Polite conversation was passed, and then Aunt Sis began to cry. I looked to my mother, then to Aunt Sade, who was also at the bedside. “What’s wrong, Aunt Sis?” She struggled with a tissue.

She wasn’t concerned with her pain any longer. She wasn’t embarrassed. She wasn’t scared. She was upset with the idea that she wasn’t going to make it home in time for my birthday, six days later, to make my birthday cake.

Overcome with a despondency that wrenched my very soul, I told her not to worry, that I would make a cake and we would celebrate right here. She smiled through her tears, and for a second our eyes met. I knew then, as well. And I too was happy with my sadness, happy for my fellow passenger whose long ride was almost over. I smiled through my tears.

Aunt Sis’s journey ended the next afternoon. She went quietly, passing with the sigh of a summer breeze. I was told that she was at peace, relaxed. I knew she was.

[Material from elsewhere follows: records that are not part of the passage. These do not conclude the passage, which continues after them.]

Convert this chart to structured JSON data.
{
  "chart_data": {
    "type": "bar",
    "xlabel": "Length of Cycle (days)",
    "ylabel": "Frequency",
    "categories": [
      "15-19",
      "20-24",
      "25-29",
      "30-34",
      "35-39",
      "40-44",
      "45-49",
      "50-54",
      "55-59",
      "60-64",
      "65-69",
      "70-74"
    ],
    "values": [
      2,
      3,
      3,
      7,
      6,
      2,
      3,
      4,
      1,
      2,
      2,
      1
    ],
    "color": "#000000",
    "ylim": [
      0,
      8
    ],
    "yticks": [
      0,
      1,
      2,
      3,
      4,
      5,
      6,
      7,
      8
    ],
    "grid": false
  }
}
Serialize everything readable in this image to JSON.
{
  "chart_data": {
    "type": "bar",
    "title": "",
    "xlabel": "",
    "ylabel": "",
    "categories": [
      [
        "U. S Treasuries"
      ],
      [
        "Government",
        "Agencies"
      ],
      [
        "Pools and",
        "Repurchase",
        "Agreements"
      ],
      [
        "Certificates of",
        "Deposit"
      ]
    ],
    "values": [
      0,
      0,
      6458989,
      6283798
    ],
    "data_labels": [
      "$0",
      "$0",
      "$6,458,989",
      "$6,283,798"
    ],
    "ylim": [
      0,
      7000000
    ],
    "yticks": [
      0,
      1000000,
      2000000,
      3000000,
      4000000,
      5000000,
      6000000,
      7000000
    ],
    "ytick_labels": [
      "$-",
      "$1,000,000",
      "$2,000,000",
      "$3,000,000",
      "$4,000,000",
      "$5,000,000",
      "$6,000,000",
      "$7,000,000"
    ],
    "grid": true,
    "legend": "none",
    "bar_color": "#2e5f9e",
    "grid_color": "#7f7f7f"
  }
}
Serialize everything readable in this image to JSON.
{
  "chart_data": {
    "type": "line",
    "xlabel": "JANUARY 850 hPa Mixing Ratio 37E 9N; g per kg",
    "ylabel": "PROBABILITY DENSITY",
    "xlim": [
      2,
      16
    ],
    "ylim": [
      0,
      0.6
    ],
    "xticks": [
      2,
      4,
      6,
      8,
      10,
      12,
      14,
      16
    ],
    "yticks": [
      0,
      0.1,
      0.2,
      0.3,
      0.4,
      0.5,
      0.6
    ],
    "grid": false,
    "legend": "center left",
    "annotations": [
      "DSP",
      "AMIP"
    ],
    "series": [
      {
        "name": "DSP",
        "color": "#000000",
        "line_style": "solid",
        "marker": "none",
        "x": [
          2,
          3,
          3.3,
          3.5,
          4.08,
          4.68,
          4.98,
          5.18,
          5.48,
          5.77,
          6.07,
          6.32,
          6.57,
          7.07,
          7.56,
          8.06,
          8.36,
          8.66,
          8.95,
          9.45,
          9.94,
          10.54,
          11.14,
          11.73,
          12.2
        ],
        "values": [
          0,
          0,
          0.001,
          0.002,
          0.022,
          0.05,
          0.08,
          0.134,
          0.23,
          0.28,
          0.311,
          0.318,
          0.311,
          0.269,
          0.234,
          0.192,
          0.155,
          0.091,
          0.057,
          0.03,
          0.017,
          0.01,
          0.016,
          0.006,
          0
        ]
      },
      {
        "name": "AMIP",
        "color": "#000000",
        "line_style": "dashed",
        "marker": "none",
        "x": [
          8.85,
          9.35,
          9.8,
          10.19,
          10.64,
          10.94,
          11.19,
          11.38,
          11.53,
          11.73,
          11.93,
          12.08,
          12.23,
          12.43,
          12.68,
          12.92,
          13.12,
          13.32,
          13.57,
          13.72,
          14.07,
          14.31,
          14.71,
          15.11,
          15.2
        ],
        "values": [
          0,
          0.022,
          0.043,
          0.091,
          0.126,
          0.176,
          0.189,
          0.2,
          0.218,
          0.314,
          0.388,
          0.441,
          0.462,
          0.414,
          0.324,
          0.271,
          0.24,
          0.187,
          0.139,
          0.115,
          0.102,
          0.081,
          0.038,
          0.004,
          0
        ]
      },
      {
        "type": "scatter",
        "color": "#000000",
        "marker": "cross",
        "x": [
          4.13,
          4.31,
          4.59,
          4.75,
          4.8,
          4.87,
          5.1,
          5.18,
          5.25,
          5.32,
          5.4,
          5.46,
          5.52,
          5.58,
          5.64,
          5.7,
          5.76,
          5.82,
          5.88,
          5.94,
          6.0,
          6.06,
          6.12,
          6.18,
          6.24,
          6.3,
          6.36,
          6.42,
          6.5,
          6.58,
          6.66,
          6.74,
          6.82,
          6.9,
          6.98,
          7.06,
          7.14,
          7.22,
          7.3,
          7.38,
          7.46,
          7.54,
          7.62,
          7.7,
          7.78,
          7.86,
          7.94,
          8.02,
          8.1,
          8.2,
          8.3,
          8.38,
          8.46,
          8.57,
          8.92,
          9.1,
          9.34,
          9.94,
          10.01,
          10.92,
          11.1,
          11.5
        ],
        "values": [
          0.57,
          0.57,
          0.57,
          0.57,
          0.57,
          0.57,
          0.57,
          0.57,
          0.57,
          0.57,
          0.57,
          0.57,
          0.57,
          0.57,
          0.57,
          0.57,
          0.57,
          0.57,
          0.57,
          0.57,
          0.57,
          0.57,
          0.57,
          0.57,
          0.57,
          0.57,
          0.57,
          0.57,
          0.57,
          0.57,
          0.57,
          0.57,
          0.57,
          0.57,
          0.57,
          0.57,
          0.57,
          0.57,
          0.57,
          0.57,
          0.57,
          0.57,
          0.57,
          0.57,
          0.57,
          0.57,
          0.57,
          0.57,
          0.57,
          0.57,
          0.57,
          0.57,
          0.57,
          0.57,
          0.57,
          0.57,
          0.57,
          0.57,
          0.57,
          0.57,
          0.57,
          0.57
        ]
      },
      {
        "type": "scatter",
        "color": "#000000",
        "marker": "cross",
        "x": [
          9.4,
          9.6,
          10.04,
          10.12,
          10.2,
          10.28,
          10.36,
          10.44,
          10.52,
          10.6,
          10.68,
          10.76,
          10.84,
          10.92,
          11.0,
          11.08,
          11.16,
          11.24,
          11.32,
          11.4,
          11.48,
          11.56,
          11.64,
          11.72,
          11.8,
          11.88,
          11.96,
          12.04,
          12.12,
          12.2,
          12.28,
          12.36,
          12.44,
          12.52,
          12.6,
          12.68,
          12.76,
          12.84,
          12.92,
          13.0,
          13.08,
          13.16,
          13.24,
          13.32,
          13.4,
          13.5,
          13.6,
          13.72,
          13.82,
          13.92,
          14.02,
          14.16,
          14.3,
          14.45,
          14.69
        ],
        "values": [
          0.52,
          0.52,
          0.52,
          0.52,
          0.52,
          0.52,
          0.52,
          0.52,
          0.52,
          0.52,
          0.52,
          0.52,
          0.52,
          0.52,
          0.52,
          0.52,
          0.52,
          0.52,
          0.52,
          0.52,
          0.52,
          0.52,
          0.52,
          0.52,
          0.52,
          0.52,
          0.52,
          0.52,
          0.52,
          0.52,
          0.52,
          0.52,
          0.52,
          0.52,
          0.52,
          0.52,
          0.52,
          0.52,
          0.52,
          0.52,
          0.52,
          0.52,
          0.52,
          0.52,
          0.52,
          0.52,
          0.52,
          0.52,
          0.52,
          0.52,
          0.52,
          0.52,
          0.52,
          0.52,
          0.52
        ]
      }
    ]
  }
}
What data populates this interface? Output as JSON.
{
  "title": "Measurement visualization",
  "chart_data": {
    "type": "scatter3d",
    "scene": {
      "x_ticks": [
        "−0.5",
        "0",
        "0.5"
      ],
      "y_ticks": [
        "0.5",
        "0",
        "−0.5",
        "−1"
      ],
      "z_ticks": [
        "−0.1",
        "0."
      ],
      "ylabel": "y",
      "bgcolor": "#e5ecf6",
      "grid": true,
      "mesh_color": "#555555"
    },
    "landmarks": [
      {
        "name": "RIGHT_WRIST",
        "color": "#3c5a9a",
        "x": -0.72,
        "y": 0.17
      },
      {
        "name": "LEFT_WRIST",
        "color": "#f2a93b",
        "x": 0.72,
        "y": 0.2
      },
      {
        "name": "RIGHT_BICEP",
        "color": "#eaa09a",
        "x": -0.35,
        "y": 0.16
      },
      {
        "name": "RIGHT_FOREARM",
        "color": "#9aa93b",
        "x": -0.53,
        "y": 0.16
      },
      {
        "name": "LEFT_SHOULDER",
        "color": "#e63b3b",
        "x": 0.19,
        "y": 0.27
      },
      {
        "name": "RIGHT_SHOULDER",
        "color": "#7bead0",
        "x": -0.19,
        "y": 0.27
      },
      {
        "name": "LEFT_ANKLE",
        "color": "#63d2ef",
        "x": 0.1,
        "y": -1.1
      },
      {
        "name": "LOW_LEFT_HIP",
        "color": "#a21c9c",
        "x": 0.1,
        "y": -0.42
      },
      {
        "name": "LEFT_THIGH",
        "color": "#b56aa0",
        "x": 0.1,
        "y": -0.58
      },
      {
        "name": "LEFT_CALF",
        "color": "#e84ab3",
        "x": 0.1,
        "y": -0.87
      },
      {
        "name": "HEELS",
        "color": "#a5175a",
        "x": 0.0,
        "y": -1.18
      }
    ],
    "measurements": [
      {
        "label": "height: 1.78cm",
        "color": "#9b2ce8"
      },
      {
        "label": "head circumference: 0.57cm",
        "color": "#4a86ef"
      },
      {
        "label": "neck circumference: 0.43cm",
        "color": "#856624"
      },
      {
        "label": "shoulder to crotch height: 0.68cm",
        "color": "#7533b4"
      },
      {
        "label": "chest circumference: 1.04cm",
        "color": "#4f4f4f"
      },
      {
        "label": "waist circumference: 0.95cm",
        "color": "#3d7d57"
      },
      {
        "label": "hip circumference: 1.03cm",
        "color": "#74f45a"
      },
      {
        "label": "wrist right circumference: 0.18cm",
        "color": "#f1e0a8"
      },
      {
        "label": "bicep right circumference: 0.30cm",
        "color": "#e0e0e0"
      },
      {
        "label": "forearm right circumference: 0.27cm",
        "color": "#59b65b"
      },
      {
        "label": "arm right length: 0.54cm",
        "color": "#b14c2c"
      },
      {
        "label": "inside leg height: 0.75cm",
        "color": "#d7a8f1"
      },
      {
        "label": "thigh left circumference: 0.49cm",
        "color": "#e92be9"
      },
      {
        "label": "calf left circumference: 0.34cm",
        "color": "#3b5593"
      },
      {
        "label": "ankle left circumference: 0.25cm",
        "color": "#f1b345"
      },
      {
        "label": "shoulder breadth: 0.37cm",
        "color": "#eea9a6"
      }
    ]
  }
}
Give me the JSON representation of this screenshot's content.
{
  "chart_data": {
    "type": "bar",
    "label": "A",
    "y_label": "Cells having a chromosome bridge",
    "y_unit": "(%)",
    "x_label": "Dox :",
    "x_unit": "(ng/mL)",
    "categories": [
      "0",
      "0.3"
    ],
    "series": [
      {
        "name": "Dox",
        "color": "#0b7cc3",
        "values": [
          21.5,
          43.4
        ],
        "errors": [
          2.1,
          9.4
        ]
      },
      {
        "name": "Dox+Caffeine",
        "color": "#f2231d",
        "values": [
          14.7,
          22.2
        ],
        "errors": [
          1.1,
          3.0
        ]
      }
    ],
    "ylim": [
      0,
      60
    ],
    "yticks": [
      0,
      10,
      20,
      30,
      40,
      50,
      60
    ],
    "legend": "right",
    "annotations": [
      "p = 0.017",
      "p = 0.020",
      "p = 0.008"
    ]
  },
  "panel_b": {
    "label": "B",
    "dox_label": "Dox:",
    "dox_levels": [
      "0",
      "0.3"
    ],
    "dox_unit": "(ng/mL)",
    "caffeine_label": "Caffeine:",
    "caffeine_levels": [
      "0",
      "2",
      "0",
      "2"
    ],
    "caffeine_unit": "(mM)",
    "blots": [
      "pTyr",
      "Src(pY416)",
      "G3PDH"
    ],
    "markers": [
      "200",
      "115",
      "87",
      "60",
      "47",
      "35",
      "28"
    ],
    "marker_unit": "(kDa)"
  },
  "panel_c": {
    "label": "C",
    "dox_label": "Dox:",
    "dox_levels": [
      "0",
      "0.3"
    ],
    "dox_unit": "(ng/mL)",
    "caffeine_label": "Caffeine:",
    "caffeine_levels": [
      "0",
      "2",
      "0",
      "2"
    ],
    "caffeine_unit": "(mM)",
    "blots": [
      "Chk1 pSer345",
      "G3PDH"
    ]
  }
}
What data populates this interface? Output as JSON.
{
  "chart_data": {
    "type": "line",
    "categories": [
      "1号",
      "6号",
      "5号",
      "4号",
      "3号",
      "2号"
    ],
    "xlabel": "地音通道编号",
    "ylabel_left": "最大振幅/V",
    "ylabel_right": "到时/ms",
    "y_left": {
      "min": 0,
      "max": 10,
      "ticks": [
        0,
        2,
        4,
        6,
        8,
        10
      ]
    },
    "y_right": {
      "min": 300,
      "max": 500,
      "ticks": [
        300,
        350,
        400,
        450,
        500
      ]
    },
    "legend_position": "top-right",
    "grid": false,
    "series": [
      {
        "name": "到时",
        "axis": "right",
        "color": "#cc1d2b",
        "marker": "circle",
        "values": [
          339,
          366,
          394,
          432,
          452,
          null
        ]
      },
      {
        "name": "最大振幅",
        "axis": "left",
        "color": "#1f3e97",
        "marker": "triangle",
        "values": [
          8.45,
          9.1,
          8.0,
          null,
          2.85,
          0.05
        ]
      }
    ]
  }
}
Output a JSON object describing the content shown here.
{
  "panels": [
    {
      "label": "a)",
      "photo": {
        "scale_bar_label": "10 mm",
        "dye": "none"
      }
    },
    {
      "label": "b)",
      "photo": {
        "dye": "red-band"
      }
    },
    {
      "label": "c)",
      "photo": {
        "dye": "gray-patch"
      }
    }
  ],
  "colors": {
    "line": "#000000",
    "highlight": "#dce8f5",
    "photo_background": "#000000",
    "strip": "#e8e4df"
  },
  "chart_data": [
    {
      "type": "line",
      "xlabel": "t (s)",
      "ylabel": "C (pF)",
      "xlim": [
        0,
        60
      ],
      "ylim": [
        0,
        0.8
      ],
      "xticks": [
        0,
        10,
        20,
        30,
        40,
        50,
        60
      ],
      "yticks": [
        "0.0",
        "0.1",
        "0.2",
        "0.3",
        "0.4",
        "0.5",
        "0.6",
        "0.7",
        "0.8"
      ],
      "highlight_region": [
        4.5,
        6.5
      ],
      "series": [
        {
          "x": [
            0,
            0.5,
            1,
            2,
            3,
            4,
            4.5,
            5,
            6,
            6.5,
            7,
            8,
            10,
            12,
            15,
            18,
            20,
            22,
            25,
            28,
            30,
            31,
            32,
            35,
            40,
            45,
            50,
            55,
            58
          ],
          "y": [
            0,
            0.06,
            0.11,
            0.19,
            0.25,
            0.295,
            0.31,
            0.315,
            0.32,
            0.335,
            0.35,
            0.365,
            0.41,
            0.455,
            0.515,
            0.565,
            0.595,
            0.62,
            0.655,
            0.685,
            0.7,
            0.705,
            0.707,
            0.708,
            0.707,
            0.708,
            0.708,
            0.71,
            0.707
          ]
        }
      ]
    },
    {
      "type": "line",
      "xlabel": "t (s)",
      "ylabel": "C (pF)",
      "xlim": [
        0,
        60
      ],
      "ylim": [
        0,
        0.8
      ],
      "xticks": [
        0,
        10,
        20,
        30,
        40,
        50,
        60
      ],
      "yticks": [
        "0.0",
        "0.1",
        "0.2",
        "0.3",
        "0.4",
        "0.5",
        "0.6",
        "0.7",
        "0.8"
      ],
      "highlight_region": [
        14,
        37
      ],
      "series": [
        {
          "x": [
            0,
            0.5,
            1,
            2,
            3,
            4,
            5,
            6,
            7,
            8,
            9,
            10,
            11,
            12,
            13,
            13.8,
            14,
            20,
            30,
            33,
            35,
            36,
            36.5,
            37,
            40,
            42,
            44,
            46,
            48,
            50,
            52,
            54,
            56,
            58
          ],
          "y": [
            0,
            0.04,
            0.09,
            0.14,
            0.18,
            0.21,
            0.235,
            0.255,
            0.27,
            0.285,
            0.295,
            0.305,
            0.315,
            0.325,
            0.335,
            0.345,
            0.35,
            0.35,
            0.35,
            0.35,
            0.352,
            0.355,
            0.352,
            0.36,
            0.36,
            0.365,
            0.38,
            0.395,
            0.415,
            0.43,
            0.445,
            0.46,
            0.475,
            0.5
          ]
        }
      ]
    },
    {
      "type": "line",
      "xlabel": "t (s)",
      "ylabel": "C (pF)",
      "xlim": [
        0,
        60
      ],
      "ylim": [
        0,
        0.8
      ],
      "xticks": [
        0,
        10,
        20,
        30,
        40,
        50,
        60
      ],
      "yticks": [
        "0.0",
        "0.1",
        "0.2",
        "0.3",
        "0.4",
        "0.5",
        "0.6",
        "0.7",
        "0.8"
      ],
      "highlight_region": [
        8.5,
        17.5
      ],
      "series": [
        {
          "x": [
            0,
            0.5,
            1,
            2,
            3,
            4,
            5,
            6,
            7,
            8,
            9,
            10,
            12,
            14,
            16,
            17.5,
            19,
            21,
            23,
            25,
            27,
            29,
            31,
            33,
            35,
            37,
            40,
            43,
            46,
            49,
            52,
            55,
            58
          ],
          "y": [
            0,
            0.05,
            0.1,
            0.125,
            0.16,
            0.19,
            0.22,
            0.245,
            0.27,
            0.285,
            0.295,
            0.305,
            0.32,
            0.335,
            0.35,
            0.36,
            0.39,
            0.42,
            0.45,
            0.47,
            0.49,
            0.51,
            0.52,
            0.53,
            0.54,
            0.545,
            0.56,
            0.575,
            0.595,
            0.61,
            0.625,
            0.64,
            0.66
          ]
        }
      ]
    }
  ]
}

On August twenty-second, five days later, I celebrated my twenty-first birthday at William’s Funeral Home with Aunt Sis close by in her beautiful casket. Friends and relatives came up, not knowing quite what to say. An awkward moment on this day of my “coming of age.”

As I drove home alone from the wake, I thought about Aunt Sis worrying about not making it home to make me a cake. Tears blurred my vision. I sensed her there, and I knew she was with me.

I had a dream that night. At least it was in the form of a dream. The logic of reality blurs when confronted with emotion. I was walking through a misty area, where everything was white. Aunt Sis was next to me. We were “talking silently” as we walked. After a time, she told me that it was time for her to go. She stopped and turned to face me. She paused, and smiled beautifully as she laid her hands on my shoulders. Happy birthday, honey!


I woke up. It was daylight, my face was wet. I was smiling through my tears.